Haendel dirigé par Philippe Jaroussky au Théâtre des Champs-Élysées
Emőke Baráth et Philippe Jaroussky ne sont pas ce soir partenaires de chant (ou peu s’en faut), mais bien chanteuse et chef d’orchestre. Pour la première fois au Théâtre des Champs-Élysées, le contre-ténor “tourne le dos au public” (selon ses propres mots) pour diriger l’Ensemble Artaserse et la musique de Haendel qu’il connaît si bien et dont il dirigera en mai, sur la même scène, Jules César en Egypte.
Une première également pour Emőke Baráth qui, bien qu’elle aussi habituée de cette scène, y chante seule pour la première fois, à l’occasion de la sortie de son nouvel album Dualitá, consacré aux héroïnes de Haendel -héroïnes mises à l’honneur lors de la deuxième partie du concert (Rodelinda, Alcina, Cleopatra), la première étant, elle, consacrée aux héros masculins (Sesto, Radamisto), ce que démontrent les atours de la soprano : un complet noir pour le début du concert, une longue robe après l’entracte.
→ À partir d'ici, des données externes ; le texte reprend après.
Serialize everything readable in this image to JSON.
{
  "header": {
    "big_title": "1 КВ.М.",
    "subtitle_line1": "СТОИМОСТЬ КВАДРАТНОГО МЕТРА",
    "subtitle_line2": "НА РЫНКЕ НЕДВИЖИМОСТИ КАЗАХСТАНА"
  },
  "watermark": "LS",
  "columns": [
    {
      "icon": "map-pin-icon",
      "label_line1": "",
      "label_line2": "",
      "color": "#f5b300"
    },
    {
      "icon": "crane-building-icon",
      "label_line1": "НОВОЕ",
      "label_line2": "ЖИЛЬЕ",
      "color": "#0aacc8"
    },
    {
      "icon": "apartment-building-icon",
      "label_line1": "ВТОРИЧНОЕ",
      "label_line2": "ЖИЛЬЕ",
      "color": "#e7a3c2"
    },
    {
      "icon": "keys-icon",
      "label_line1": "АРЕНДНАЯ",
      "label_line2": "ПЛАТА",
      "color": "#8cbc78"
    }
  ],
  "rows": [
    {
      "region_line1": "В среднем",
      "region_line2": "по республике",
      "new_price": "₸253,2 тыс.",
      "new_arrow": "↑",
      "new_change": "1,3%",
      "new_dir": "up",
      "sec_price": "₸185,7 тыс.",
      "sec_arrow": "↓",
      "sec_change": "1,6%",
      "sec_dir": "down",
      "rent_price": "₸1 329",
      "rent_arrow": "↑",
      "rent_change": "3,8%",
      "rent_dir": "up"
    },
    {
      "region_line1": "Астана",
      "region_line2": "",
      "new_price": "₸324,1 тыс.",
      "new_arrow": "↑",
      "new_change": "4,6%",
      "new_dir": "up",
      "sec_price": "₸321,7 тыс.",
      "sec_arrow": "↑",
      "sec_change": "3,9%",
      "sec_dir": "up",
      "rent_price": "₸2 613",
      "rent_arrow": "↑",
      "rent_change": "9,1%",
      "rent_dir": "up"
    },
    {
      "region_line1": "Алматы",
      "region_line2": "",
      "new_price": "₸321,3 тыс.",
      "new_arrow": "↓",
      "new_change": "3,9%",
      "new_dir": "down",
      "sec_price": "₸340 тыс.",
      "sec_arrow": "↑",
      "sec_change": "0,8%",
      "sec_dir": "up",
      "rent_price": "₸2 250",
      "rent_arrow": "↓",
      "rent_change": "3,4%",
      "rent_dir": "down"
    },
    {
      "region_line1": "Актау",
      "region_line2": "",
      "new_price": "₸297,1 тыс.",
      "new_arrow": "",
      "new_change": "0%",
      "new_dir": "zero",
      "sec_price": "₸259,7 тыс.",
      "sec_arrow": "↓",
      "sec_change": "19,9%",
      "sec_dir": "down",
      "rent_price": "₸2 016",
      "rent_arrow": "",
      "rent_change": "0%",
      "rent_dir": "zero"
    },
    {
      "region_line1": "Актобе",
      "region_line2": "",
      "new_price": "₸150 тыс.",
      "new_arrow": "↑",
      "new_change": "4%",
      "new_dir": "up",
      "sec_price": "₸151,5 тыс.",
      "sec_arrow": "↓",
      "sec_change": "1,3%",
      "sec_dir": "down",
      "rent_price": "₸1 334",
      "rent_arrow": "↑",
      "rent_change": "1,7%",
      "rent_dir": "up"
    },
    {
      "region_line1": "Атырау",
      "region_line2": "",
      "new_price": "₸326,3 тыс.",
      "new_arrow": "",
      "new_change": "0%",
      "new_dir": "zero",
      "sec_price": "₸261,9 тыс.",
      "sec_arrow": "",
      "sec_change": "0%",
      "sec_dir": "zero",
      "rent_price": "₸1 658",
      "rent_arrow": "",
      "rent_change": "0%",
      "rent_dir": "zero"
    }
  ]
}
Après l’ouverture de Radamisto, la soprano hongroise entre sur scène pour chanter “L’aure che spira” de Giulio Cesare. Tout de suite féroce, elle entame son aria, emportée dans la vivacité de la musique. La voix est riche, profitant d’un timbre doté d’une large palette parfois bien sombre, d’aigus amples et nuancés avec un léger vibrato. Le chant est souple et profond, bien que manquant, de temps à autre, d’une certaine clarté dans l’articulation due à la rapidité de l'enchaînement des notes, ce qui n’empêche pas une fluidité et une aisance appréciables. À la fougue s’enchaîne la douleur de la plainte, notamment avec Alcina, vibrante et saisissante. L’émotion est bel et bien présente, tout en restant maintenue dans la finesse et la précision du baroque touchant certains spectateurs jusqu’aux larmes tout du long, et la soprano maintient toute la salle en suspens, alors qu’elle achève Deidamia.
À ses côtés, Philippe Jaroussky dirige l’Ensemble Artaserse avec une vigueur et un enthousiasme débordant, conférant à l’orchestre une énergie folle pour rendre l’éclat de la musique de Haendel, sans pour autant se défaire de la finesse de l’ensemble et y insérant même une délicatesse charmante, et élégante (notamment dans les Concerto grosso op. 3 et 6). Le plaisir de revêtir le costume du chef d’orchestre, nouveau rôle entamé maintenant depuis près d’un an, est toujours aussi visible.
Il retrouve cependant sa voix pour chanter les duos de Rodelinda et Giulio Cesare avec Emőke Baráth, offrant au public le plaisir d’un chant toujours aussi clair, agile et se mêlant harmonieusement à la voix de la soprano, jusqu’à parfois n’en faire plus qu’une. Les deux chanteurs achèvent ainsi le concert sous une liesse d’applaudissements. Emőke Baráth, émue au possible, salue le public et manifeste toute sa joie en s’exclamant combien elle est « heureuse d’être ici, avec vous ».
Enfin, la soprano reprend le rôle de soliste principale pour le bis et Philippe Jaroussky retourne à la direction, dédiant notamment cet air d’Amadigi di Gaula (“Ah! spietato! e non ti move”) « à ceux qui, en ce moment, vivent des temps difficiles ». Enfin, le concert s’achève sous un dernier tonnerre d’applaudissements, de bravi et même d’exclamations retentissantes en hongrois lancées depuis le public.